【取材の裏側 現場ノート】パリ五輪開幕まで100日を切った。開会式はセーヌ川が舞台で、約1万人の選手が船に乗って下るユニークなもの。一方でテロの懸念もあり、代替案も出されている。

 五輪の開閉会式は長時間に及ぶ。これまでさまざまな大会の式典を見たが、最も飽きなかったのは、2012年ロンドン五輪だ。忘れられないのは開会式での一場面。会場の大型ビジョンにダニエル・クレイグ扮する「007」のジェームズ・ボンドがバッキンガム宮殿を訪問する場面が映し出される。

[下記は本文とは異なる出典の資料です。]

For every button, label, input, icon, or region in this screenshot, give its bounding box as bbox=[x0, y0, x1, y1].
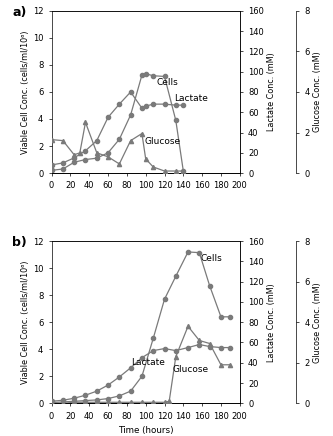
Y-axis label: Lactate Conc. (mM): Lactate Conc. (mM) bbox=[267, 53, 276, 131]
Text: Lactate: Lactate bbox=[174, 94, 208, 103]
Text: a): a) bbox=[12, 6, 27, 19]
Text: b): b) bbox=[12, 236, 27, 249]
Y-axis label: Viable Cell Conc. (cells/ml/10⁶): Viable Cell Conc. (cells/ml/10⁶) bbox=[21, 260, 30, 384]
Text: Glucose: Glucose bbox=[172, 365, 208, 374]
Y-axis label: Glucose Conc. (mM): Glucose Conc. (mM) bbox=[313, 282, 322, 363]
Text: Cells: Cells bbox=[157, 78, 179, 87]
Y-axis label: Viable Cell Conc. (cells/ml/10⁶): Viable Cell Conc. (cells/ml/10⁶) bbox=[21, 30, 30, 154]
X-axis label: Time (hours): Time (hours) bbox=[118, 426, 173, 435]
Text: Lactate: Lactate bbox=[132, 358, 166, 367]
Text: Glucose: Glucose bbox=[145, 136, 181, 146]
Y-axis label: Lactate Conc. (mM): Lactate Conc. (mM) bbox=[267, 283, 276, 361]
Text: Cells: Cells bbox=[200, 255, 222, 263]
Y-axis label: Glucose Conc. (mM): Glucose Conc. (mM) bbox=[313, 51, 322, 133]
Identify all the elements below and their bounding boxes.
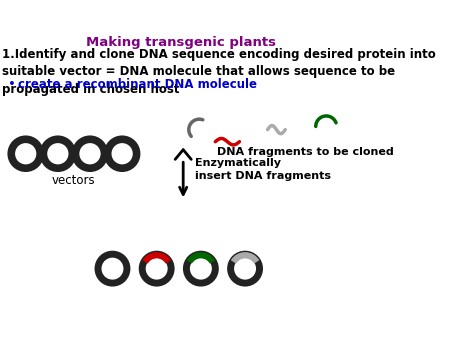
Text: 1.Identify and clone DNA sequence encoding desired protein into
suitable vector : 1.Identify and clone DNA sequence encodi… — [2, 48, 436, 96]
Text: DNA fragments to be cloned: DNA fragments to be cloned — [217, 146, 394, 156]
Text: Making transgenic plants: Making transgenic plants — [86, 37, 276, 49]
Text: •: • — [8, 78, 16, 91]
Text: vectors: vectors — [52, 174, 96, 187]
Text: Enzymatically
insert DNA fragments: Enzymatically insert DNA fragments — [195, 158, 331, 180]
Text: create a recombinant DNA molecule: create a recombinant DNA molecule — [18, 78, 256, 91]
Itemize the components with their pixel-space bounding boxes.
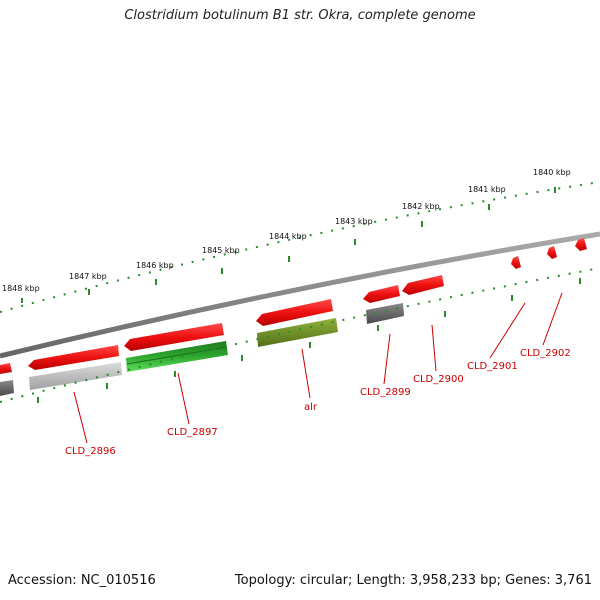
cds-stripe (126, 346, 228, 365)
tick-label: 1845 kbp (202, 246, 240, 255)
forward-strand-genes (0, 238, 587, 374)
gene-label[interactable]: CLD_2901 (467, 361, 518, 372)
tick-label: 1847 kbp (69, 272, 107, 281)
cds-block[interactable] (126, 341, 228, 372)
gene-arrow[interactable] (402, 275, 444, 295)
tick-label: 1848 kbp (2, 284, 40, 293)
tick-label: 1843 kbp (335, 217, 373, 226)
gene-arrow[interactable] (547, 246, 557, 259)
gene-arrow[interactable] (124, 323, 224, 351)
inner-major-ticks (37, 278, 581, 403)
tick-label: 1842 kbp (402, 202, 440, 211)
cds-block[interactable] (29, 362, 122, 390)
accession-text: Accession: NC_010516 (8, 573, 156, 588)
gene-arrow[interactable] (363, 285, 400, 303)
gene-arrow[interactable] (256, 299, 333, 326)
gene-label[interactable]: CLD_2902 (520, 348, 571, 359)
gene-labels: CLD_2896 CLD_2897 alr CLD_2899 CLD_2900 … (65, 348, 571, 457)
gene-label[interactable]: CLD_2900 (413, 374, 464, 385)
tick-label: 1846 kbp (136, 261, 174, 270)
gene-leaders (73, 292, 563, 444)
gene-label[interactable]: CLD_2897 (167, 427, 218, 438)
gene-label[interactable]: CLD_2899 (360, 387, 411, 398)
cds-block[interactable] (366, 303, 404, 324)
gene-label[interactable]: alr (304, 402, 318, 413)
tick-label: 1841 kbp (468, 185, 506, 194)
page-title: Clostridium botulinum B1 str. Okra, comp… (124, 8, 476, 23)
outer-tick-labels: 1848 kbp 1847 kbp 1846 kbp 1845 kbp 1844… (2, 168, 571, 293)
gene-arrow[interactable] (0, 363, 12, 374)
inner-tick-track (0, 267, 600, 403)
outer-major-ticks (21, 187, 556, 303)
tick-label: 1844 kbp (269, 232, 307, 241)
genome-backbone (0, 231, 600, 359)
cds-block[interactable] (0, 380, 14, 396)
gene-label[interactable]: CLD_2896 (65, 446, 116, 457)
gene-arrow[interactable] (28, 345, 119, 370)
cds-features (0, 303, 404, 396)
genome-summary-text: Topology: circular; Length: 3,958,233 bp… (234, 573, 592, 588)
cds-block[interactable] (257, 318, 338, 347)
outer-tick-track (0, 181, 600, 313)
gene-arrow[interactable] (575, 238, 587, 251)
gene-arrow[interactable] (511, 256, 521, 269)
tick-label: 1840 kbp (533, 168, 571, 177)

 ボンドはエリザベス女王を開会式会場までエスコートする任務を請け負っており、両者はヘリコプターに乗ってロンドンの名所を通過しながら会場へ向かう。すると実際に、会場上空にヘリコプターが出現するではないか。「え〜!」と驚いていると、女王とボンド(実際はスタントマン)がパラシュートで落下。会場の貴賓席に本物の女王が姿を現し、大歓声に包まれた。

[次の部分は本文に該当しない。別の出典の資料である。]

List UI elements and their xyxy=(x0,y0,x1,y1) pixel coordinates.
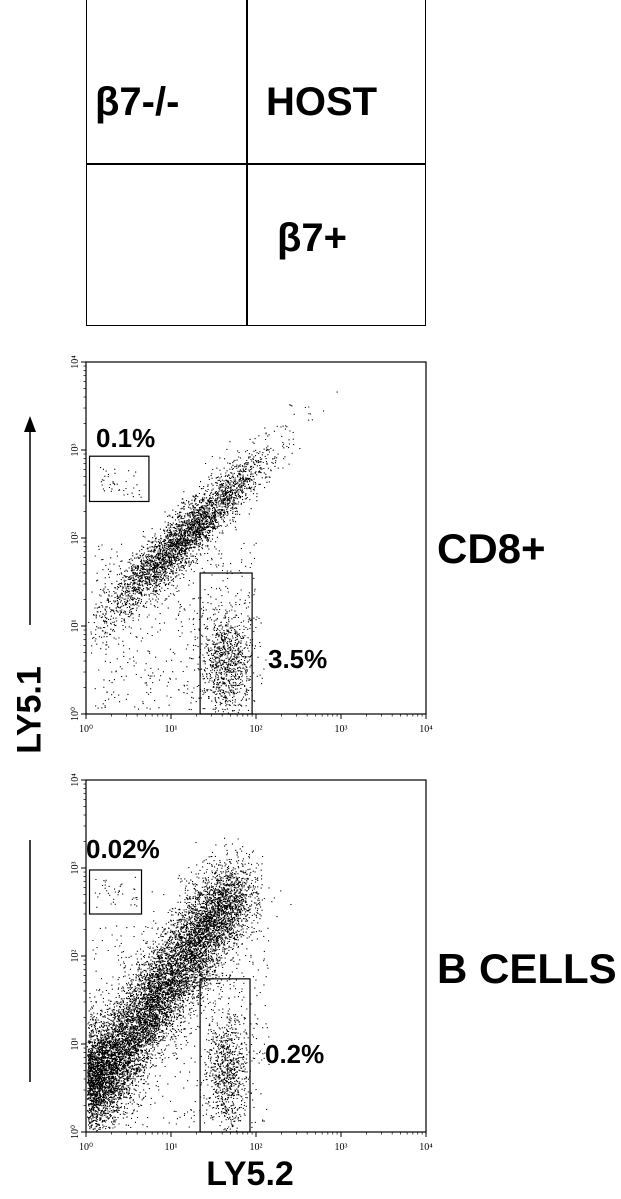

 英国オリンピック委員会はエリザベス女王が22年に死去した際に、この演出のエピソードを公開。女王の役はそっくりさんが務めることを前提にバッキンガム宮殿に許可を求めたところ「こんばんは、ボンドさん」というセリフを言うことを条件に女王自身が出演を希望したそうだ。

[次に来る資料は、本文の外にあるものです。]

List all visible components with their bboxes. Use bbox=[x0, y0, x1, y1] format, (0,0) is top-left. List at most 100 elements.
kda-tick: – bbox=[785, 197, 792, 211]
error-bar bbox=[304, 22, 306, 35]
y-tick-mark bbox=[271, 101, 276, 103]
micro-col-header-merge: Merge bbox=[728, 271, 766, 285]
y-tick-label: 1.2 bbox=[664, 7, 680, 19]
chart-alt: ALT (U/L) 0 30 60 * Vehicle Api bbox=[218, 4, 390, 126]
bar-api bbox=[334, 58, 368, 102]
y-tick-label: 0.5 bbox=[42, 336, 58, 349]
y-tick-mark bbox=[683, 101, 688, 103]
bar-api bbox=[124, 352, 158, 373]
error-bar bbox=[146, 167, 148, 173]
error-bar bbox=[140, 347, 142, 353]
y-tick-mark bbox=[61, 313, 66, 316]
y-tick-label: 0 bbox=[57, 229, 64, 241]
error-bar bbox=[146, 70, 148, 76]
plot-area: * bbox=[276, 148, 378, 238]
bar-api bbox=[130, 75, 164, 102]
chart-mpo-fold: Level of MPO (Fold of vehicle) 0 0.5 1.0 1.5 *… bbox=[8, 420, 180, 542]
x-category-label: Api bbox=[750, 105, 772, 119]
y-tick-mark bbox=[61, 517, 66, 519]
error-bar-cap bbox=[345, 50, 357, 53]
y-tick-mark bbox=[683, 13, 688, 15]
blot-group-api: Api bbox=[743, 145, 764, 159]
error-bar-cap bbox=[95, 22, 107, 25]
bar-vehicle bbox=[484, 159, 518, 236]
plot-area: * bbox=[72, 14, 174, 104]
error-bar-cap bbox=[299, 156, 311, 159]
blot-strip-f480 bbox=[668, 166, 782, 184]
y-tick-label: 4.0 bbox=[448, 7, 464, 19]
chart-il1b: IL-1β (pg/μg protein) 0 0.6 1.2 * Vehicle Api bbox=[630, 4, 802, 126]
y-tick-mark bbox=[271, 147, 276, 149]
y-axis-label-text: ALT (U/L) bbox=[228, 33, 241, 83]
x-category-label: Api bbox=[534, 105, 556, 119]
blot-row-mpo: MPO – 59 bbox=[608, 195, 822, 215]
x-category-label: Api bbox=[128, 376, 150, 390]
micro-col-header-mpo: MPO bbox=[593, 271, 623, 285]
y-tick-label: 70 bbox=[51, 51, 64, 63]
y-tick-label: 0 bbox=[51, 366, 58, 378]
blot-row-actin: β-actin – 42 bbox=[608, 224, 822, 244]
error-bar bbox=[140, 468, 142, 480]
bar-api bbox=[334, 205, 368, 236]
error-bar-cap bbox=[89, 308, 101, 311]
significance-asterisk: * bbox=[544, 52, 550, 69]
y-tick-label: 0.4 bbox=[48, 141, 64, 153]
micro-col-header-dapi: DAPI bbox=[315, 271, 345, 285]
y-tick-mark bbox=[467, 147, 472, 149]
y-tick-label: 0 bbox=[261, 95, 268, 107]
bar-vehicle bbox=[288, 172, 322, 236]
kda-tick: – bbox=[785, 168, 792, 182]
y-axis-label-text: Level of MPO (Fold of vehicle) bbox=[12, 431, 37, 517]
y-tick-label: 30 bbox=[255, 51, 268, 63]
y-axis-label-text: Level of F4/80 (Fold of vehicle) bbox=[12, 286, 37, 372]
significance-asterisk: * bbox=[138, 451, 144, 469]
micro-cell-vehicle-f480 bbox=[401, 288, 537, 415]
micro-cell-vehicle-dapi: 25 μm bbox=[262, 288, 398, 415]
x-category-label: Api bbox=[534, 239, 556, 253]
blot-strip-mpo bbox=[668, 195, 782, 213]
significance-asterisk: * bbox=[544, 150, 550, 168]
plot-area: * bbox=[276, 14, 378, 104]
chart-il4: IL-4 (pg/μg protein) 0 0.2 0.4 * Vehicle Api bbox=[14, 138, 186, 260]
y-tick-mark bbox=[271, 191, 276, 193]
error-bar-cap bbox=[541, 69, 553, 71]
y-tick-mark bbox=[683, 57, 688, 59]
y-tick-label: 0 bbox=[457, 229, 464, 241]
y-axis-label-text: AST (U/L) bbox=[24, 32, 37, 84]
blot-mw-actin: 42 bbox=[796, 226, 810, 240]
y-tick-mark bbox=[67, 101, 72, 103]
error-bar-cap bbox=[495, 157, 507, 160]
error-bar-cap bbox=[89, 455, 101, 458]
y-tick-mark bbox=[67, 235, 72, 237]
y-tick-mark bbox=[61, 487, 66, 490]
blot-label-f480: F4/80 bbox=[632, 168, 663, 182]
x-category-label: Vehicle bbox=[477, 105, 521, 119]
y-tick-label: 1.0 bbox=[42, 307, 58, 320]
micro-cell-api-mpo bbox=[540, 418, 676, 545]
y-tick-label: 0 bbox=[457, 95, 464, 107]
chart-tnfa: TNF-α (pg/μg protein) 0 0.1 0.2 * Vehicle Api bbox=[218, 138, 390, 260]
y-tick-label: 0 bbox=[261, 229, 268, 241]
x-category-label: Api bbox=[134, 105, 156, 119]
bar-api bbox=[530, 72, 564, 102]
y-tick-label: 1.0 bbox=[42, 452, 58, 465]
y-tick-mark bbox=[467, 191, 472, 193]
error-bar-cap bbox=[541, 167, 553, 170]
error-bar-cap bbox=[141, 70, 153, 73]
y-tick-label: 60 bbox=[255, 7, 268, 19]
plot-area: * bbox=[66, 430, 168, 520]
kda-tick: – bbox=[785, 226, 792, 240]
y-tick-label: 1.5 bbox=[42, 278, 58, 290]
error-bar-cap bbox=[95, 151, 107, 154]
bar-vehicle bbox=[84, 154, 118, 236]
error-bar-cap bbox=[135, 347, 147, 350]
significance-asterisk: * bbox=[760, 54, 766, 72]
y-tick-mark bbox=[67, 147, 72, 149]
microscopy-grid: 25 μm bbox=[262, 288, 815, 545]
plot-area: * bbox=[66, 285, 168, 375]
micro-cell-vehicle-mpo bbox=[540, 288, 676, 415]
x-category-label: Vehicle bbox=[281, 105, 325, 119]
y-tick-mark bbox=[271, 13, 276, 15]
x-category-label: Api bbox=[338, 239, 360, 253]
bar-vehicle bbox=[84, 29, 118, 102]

 記者の周囲でスポーツにはさほど関心がない人でも「あのボンドとエリザベス女王の場面は覚えている」という声もある。また、閉会式でもスパイスガールズやワン・ダイレクションが登場して熱演。いずれもロンドンという都市をアピールする魅力的な式典だった。

 今夏、セーヌ川での開会式が実現すれば、競技場以外での開会式は史上初の試みになるそうだ。場所はどこであれ、誰もが楽しめる、平和な式典を望む。